# UFO behind wind turbine mangling?



## v2 (Jan 8, 2009)




----------



## gijive (Jan 8, 2009)

I recon it flew to near the sun!


----------



## Geedee (Jan 9, 2009)

Actually what happened was.....,

An RAF CH47 Chinook Mk3 was out on exercise, saw the big blades on the turbine and fancied a quick sh*g


----------



## RabidAlien (Jan 9, 2009)

I'd hate to see the condition of any airplane that did that!!!!

"Can't find the missing third blade". Dang. Those things are effin' HUGE!!!!! Not easy to just "lose" one...


----------



## Geedee (Jan 9, 2009)

RabidAlien said:


> "Can't find the missing third blade". Dang. Those things are effin' HUGE!!!!! Not easy to just "lose" one...

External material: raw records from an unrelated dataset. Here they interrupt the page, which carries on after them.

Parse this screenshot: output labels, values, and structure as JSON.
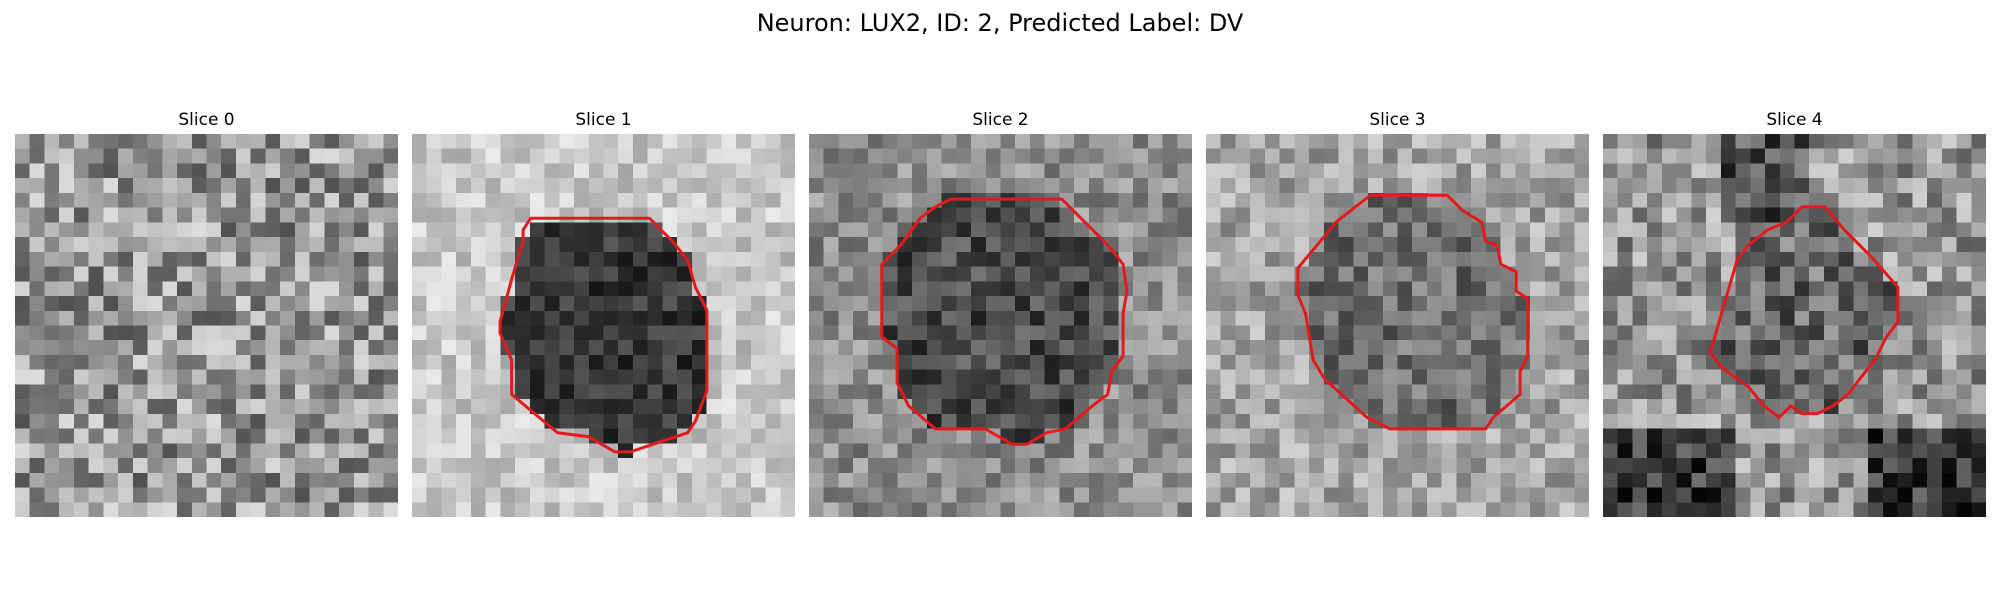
{
  "figure": {
    "title": "Neuron: LUX2, ID: 2, Predicted Label: DV"
  },
  "slices": [
    {
      "label": "Slice 0",
      "has_contour": false,
      "contour": []
    },
    {
      "label": "Slice 1",
      "has_contour": true,
      "contour": [
        [
          0.31,
          0.22
        ],
        [
          0.62,
          0.22
        ],
        [
          0.68,
          0.28
        ],
        [
          0.72,
          0.33
        ],
        [
          0.74,
          0.4
        ],
        [
          0.77,
          0.46
        ],
        [
          0.77,
          0.67
        ],
        [
          0.74,
          0.75
        ],
        [
          0.72,
          0.78
        ],
        [
          0.63,
          0.81
        ],
        [
          0.57,
          0.83
        ],
        [
          0.53,
          0.83
        ],
        [
          0.46,
          0.79
        ],
        [
          0.38,
          0.78
        ],
        [
          0.26,
          0.68
        ],
        [
          0.26,
          0.59
        ],
        [
          0.23,
          0.52
        ],
        [
          0.23,
          0.49
        ],
        [
          0.26,
          0.38
        ],
        [
          0.29,
          0.28
        ],
        [
          0.29,
          0.25
        ]
      ]
    },
    {
      "label": "Slice 2",
      "has_contour": true,
      "contour": [
        [
          0.37,
          0.17
        ],
        [
          0.66,
          0.17
        ],
        [
          0.72,
          0.23
        ],
        [
          0.78,
          0.29
        ],
        [
          0.82,
          0.34
        ],
        [
          0.83,
          0.41
        ],
        [
          0.82,
          0.47
        ],
        [
          0.82,
          0.58
        ],
        [
          0.79,
          0.62
        ],
        [
          0.78,
          0.68
        ],
        [
          0.74,
          0.71
        ],
        [
          0.67,
          0.77
        ],
        [
          0.62,
          0.78
        ],
        [
          0.57,
          0.81
        ],
        [
          0.53,
          0.81
        ],
        [
          0.46,
          0.77
        ],
        [
          0.33,
          0.77
        ],
        [
          0.26,
          0.71
        ],
        [
          0.23,
          0.65
        ],
        [
          0.23,
          0.56
        ],
        [
          0.19,
          0.53
        ],
        [
          0.19,
          0.34
        ],
        [
          0.24,
          0.29
        ],
        [
          0.29,
          0.22
        ],
        [
          0.33,
          0.19
        ]
      ]
    },
    {
      "label": "Slice 3",
      "has_contour": true,
      "contour": [
        [
          0.43,
          0.16
        ],
        [
          0.63,
          0.16
        ],
        [
          0.67,
          0.2
        ],
        [
          0.72,
          0.23
        ],
        [
          0.73,
          0.28
        ],
        [
          0.76,
          0.29
        ],
        [
          0.77,
          0.34
        ],
        [
          0.81,
          0.36
        ],
        [
          0.81,
          0.41
        ],
        [
          0.84,
          0.43
        ],
        [
          0.84,
          0.58
        ],
        [
          0.82,
          0.62
        ],
        [
          0.82,
          0.68
        ],
        [
          0.75,
          0.74
        ],
        [
          0.73,
          0.77
        ],
        [
          0.63,
          0.77
        ],
        [
          0.48,
          0.77
        ],
        [
          0.42,
          0.74
        ],
        [
          0.31,
          0.64
        ],
        [
          0.28,
          0.59
        ],
        [
          0.27,
          0.53
        ],
        [
          0.26,
          0.47
        ],
        [
          0.24,
          0.42
        ],
        [
          0.24,
          0.35
        ],
        [
          0.29,
          0.29
        ],
        [
          0.34,
          0.23
        ],
        [
          0.39,
          0.19
        ]
      ]
    },
    {
      "label": "Slice 4",
      "has_contour": true,
      "contour": [
        [
          0.52,
          0.19
        ],
        [
          0.58,
          0.19
        ],
        [
          0.63,
          0.25
        ],
        [
          0.7,
          0.32
        ],
        [
          0.77,
          0.4
        ],
        [
          0.77,
          0.49
        ],
        [
          0.74,
          0.53
        ],
        [
          0.71,
          0.59
        ],
        [
          0.67,
          0.64
        ],
        [
          0.64,
          0.68
        ],
        [
          0.6,
          0.71
        ],
        [
          0.56,
          0.73
        ],
        [
          0.52,
          0.73
        ],
        [
          0.49,
          0.71
        ],
        [
          0.46,
          0.74
        ],
        [
          0.42,
          0.71
        ],
        [
          0.38,
          0.66
        ],
        [
          0.31,
          0.61
        ],
        [
          0.28,
          0.57
        ],
        [
          0.35,
          0.33
        ],
        [
          0.38,
          0.29
        ],
        [
          0.43,
          0.25
        ],
        [
          0.48,
          0.23
        ]
      ]
    }
  ],
  "colors": {
    "contour": "#e31a1c"
  }
}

Probably on a well known internet auction site by now !


----------



## fly boy (Jan 9, 2009)

yeah ebay or somthing


----------



## GrauGeist (Jan 18, 2009)

And here's what "they" didn't want you to see!


----------



## Captain Dunsel (Jan 18, 2009)

Hey, isn't balsa used in those turbine blades? Go look for someone building a quarter-scale model of the Spruce Goose 

CD


----------



## Geedee (Jan 18, 2009)

Dude...those turbine blades are so false !!!


----------



## RabidAlien (Jan 18, 2009)

Heh...does that UFO have a Luftwaffe cross on the side of it?


----------



## GrauGeist (Jan 18, 2009)

lol RA, yep it sure does...

It's a Dornier Do-STRA (Haunebu II)


----------



## Rasenpfeil (Jan 19, 2009)

GrauGeist said:


> lol RA, yep it sure does...
> 
> It's a Dornier Do-STRA (Haunebu II)



LMAO!! leave it to you Davie.... what brand of coffee you been drinkin lately anyway?


----------